#04 蒼き狼
…――フフフ。BRZ-XXに勝てるやつなんているわけがない。
ククク。
と、蒼き狼の車中で、1人の男が笑う。嗤う。
というかだ。俺ッちに負けたのは忘れたのか?
グッ!!
嫌な事を思い出してしまった。
確かに、あの阿呆に負けた。ボクと愛機は。負けたからBRZには、しばらく乗れなかった。だがな。今のこいつ(※BRZ)は更にパワーアップしたんだ。ボロボロになった外装のカスタムは、もちろん、走りに特化したチューニングを施した。
今度は絶対に負けないと気合いを入れたんだ。
全てを、ぶっ壊し、全てを、ぶっ殺す為にだ。
深き青で、特徴的なフォルムを持つBRZ-XXが、発進したゴルゴの後を追う。
甲高いエンジン音で雪を蹴散らし、特徴的な三角形なヘッドライトを灯して……。
BRZは、水平対向エンジンを採用したズバル社のスポーツカー。
ドヨダのGT-弐000の復活か、とさえも言われた名機である。
「てかさ。あのブラウン・マジェスカって、なんだったんだろうね」
ゴルゴの運転席と助手席の間から、にょきっと顔を突き出してハウが笑って言う。
多分に、野乃実が、そのオーナだと思われる例の怪しさ満点な黒塗り高級車の事を言っているのだろう。ホワイは前方を注視したまま、くいっと軽い音を立てバックミラーをハウに向ける。助手席に座るフーは、静かに目を閉じて右口角をあげる。
フムッ。いよいよ、しびれをきらしましたか。
もう少し隠れていれば、こんなにも早くゲームが終わる事もなかったのですがね。
「あらら」
と更に顔を突き出して口を開けハウも呆れる。
なにを見つけたのだろうかと僕は後ろを見る。
その時は気づかなかったのだが、後から考えると、あの時点で地獄の入り口に立っており、その水先案内人としてのBRZが後方にピッタリと張り付いていたわけだ。ただし、この時は本当に気づいておらず、ハウが呆れた意味も分からなかった。
「ホワイ。雪なのですが、問題はないですか?」
足を組み両腕を組んだマフィアのボスが言う。
ふんぞり返ってだ。
無論、フーその人。
「ふふふ。

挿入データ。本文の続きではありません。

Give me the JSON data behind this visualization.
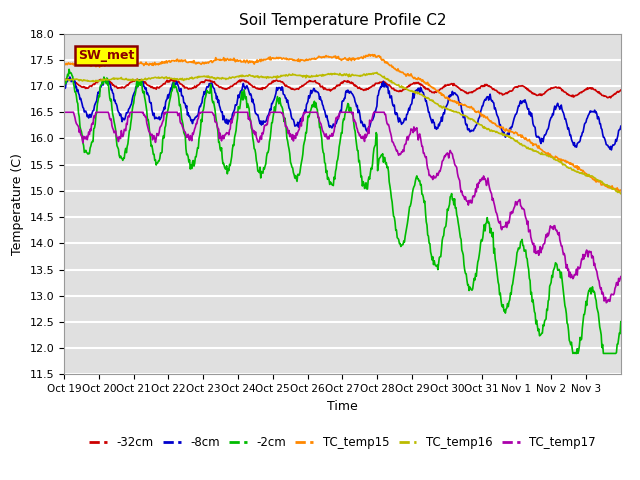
{
  "title": "Soil Temperature Profile C2",
  "xlabel": "Time",
  "ylabel": "Temperature (C)",
  "ylim": [
    11.5,
    18.0
  ],
  "yticks": [
    11.5,
    12.0,
    12.5,
    13.0,
    13.5,
    14.0,
    14.5,
    15.0,
    15.5,
    16.0,
    16.5,
    17.0,
    17.5,
    18.0
  ],
  "xtick_labels": [
    "Oct 19",
    "Oct 20",
    "Oct 21",
    "Oct 22",
    "Oct 23",
    "Oct 24",
    "Oct 25",
    "Oct 26",
    "Oct 27",
    "Oct 28",
    "Oct 29",
    "Oct 30",
    "Oct 31",
    "Nov 1",
    "Nov 2",
    "Nov 3"
  ],
  "annotation": "SW_met",
  "annotation_fgcolor": "#8B0000",
  "annotation_bgcolor": "#FFFF00",
  "annotation_edgecolor": "#8B0000",
  "colors": {
    "neg32cm": "#CC0000",
    "neg8cm": "#0000CC",
    "neg2cm": "#00BB00",
    "TC_temp15": "#FF8800",
    "TC_temp16": "#BBBB00",
    "TC_temp17": "#AA00AA"
  },
  "legend_labels": [
    "-32cm",
    "-8cm",
    "-2cm",
    "TC_temp15",
    "TC_temp16",
    "TC_temp17"
  ],
  "bg_color": "#E0E0E0",
  "grid_color": "#FFFFFF",
  "linewidth": 1.2,
  "n_days": 16
}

お父様、一体、私を誰だとお思いですか? 灰色探偵のホワイ・ダニットですの。降雪など、なんの問題にもなりません。むしろ愉しいくらいですわ」
そう答えたホワイとは対象的に、雪が、一層、激しく降り始める。
フロントガラスに叩き付けられた雪で視界が狭まり、制限される。
そして、
ここは主要幹線道路。しかし、すでに時速は85kmを超えている。無論、他車をすり抜けて間をぬうゴルゴ。赤信号に捕まらないよう計算しているのか、次々と青が続く。面白いぐらい。その後ろにピッタリとつけ、追いすがるBRZ-XX。